Dear Diary,
So the company barbecue was in full swing in our building parking lot. All the companies in the building were invited, and starved and sweaty after participating in the Office Olympics. Three long lines of famished office workers waited on me, as I was manning all three barbecues wearing my gold medal. They waited a full hour before the first burger was served. And that's when I got my first complaint.
"This meat is all red and mushy."
I stared down at this fellow and his half eaten burger. "It's a Sloppy Joe-style burger. It's supposed to be mushy. It keeps it sloppy."
"I'm not going to eat this," he replied, as everyone behind him kept shouting their orders.
"Fine," I said, and I clutched the half eaten burger and handed it to someone else who had just ordered a burger.
"This burger's half eaten," this new person said.
"Fine," I responded angrily, snatching the burger back. "Waste food!" I threw it on the ground. "And pollute! See if I care."
Another complaint. This time from a woman. "This chicken burger is still pink and frozen in the middle."
I was now frantically scrambling from one barbecue to the next, trying to keep up with all the orders. "Chew on it harder. I'm just grilling here. I'm not here to eat the stuff for you."

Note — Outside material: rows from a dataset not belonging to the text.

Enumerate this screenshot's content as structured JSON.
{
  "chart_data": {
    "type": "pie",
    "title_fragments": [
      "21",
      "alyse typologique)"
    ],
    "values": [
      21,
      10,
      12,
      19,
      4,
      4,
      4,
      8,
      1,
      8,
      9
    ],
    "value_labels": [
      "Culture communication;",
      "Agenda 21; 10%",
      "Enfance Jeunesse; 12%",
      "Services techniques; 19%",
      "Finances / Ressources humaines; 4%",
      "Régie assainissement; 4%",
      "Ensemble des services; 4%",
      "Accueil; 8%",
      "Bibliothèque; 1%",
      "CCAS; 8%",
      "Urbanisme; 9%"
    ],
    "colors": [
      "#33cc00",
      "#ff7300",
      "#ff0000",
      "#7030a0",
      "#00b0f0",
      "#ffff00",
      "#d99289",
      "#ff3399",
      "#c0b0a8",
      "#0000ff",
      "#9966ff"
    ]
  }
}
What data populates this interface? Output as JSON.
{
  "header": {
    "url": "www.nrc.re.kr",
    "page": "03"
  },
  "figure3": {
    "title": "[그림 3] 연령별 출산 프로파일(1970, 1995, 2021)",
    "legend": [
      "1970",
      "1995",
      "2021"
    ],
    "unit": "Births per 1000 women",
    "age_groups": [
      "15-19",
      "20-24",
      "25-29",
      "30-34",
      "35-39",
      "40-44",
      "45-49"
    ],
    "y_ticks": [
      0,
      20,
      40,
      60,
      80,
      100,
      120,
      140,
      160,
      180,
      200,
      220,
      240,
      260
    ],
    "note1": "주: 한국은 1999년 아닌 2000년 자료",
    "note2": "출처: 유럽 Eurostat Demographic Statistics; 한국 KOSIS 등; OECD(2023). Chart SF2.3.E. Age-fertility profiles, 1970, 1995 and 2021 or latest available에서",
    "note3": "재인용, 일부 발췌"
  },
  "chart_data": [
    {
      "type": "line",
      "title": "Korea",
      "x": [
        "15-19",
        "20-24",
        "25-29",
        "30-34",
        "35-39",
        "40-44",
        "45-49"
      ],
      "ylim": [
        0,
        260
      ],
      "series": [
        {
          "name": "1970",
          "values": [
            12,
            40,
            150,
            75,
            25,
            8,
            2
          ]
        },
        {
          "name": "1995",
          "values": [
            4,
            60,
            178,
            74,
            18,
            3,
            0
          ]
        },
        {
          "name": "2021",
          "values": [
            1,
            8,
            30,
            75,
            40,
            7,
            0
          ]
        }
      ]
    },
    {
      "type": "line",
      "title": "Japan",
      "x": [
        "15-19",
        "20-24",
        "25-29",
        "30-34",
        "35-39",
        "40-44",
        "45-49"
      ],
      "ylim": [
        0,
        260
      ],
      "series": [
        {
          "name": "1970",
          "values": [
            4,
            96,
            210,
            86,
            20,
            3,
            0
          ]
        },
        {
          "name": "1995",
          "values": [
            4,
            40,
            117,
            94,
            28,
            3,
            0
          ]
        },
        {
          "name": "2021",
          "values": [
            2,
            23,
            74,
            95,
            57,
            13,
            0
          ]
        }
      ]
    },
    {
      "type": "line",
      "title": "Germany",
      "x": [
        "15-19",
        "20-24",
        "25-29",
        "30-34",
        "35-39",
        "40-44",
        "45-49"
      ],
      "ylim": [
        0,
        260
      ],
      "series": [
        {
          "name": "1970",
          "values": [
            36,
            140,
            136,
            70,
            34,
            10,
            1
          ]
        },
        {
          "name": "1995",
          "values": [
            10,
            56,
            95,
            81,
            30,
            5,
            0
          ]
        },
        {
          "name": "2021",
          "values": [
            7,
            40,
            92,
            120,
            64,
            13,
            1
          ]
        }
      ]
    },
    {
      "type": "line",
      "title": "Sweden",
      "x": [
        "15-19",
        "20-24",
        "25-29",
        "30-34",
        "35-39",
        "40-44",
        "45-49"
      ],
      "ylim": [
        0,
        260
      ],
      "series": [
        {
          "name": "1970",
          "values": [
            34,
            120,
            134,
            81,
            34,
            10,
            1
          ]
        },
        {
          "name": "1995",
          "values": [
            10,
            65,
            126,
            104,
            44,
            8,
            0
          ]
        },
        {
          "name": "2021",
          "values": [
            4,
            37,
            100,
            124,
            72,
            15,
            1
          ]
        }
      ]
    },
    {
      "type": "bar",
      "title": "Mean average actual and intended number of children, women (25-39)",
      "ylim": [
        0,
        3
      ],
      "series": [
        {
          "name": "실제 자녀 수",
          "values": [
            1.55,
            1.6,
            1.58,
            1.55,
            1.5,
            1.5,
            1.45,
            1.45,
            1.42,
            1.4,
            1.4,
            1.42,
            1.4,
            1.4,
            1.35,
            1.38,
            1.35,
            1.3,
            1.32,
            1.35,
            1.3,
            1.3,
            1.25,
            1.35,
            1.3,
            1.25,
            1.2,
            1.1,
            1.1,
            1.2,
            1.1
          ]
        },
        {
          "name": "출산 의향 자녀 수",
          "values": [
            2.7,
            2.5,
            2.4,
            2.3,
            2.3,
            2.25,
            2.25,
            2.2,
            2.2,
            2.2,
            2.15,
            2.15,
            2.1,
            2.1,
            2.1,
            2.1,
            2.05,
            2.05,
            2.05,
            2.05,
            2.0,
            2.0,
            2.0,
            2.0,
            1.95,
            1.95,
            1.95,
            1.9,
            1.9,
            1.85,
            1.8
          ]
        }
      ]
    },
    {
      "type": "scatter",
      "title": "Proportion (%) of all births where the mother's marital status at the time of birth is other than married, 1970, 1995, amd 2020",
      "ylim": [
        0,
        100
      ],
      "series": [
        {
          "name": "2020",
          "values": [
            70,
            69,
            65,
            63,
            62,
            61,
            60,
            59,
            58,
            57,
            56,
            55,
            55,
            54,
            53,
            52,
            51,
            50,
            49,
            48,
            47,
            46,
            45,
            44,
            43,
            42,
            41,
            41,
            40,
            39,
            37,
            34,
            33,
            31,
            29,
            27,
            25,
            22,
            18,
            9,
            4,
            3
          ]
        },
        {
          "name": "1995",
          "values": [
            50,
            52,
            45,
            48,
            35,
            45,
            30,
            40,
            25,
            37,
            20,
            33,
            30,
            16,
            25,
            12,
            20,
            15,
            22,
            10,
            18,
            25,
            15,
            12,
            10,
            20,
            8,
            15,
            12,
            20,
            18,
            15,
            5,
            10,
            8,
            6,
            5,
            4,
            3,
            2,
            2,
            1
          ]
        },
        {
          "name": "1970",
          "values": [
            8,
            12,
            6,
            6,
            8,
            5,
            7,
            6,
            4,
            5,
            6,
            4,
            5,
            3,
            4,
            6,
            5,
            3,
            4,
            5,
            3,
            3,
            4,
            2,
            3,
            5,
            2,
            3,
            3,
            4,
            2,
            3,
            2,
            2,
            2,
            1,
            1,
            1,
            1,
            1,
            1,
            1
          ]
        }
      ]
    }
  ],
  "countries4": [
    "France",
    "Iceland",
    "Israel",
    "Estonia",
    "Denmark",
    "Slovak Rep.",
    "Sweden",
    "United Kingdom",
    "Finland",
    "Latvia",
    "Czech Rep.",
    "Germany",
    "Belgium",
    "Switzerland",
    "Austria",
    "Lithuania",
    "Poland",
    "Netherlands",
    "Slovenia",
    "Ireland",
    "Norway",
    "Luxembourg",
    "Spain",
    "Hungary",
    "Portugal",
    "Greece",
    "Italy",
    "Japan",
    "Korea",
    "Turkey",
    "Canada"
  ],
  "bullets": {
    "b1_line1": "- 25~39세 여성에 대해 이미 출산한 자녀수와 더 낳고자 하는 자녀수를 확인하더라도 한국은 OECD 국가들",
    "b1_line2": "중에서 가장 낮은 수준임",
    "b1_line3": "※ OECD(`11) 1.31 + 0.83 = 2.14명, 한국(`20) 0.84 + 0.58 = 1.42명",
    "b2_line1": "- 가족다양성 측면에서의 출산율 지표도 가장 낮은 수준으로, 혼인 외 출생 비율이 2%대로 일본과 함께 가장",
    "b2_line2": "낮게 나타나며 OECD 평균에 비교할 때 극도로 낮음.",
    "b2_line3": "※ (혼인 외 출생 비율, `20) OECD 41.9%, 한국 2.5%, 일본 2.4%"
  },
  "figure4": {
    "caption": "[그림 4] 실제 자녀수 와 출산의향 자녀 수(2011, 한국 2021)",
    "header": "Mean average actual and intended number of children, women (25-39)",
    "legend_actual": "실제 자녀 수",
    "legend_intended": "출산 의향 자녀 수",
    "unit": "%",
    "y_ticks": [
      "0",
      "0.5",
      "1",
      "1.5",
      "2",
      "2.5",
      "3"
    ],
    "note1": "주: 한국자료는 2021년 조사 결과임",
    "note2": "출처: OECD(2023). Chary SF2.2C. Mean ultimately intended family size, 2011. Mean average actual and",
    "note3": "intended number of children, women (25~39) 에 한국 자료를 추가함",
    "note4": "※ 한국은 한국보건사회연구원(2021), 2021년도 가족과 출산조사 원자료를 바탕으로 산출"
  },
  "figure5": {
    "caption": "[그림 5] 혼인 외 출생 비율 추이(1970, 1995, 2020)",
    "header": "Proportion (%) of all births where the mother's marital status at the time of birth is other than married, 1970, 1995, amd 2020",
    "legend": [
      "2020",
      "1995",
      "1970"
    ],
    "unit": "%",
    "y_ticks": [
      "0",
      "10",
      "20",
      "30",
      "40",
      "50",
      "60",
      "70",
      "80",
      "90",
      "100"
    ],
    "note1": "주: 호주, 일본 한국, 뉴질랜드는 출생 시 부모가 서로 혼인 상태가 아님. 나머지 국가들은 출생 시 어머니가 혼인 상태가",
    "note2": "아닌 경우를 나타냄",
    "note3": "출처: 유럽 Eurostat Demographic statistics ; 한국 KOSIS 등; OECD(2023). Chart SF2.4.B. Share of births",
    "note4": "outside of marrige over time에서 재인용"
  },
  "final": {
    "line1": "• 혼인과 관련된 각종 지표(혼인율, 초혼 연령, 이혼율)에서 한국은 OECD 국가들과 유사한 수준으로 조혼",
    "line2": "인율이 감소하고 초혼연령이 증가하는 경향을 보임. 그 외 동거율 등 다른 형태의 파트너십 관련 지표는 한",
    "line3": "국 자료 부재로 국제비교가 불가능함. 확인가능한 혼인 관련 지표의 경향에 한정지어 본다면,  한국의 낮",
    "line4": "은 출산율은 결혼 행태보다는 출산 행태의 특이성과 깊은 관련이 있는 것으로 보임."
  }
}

Then another. "This wiener still has ice covering it."
I rolled my eyes. "They're like corn dogs on a stick. Like a corn dog Popsicle. But without the breading or the stick. They're diet corn dog Popsicles."
People started throwing up, from salmonella, which made me puke uncontrollably on all three barbecues. I think I vomited for a whole five minutes, just retching. I leaned down, opening the soda cooler, and puked some more in there.
I stood back up, wiping my mouth with the back of my hand. "Who's next?"
Everyone quietly dispersed, the barbecue officially over, and only two people served.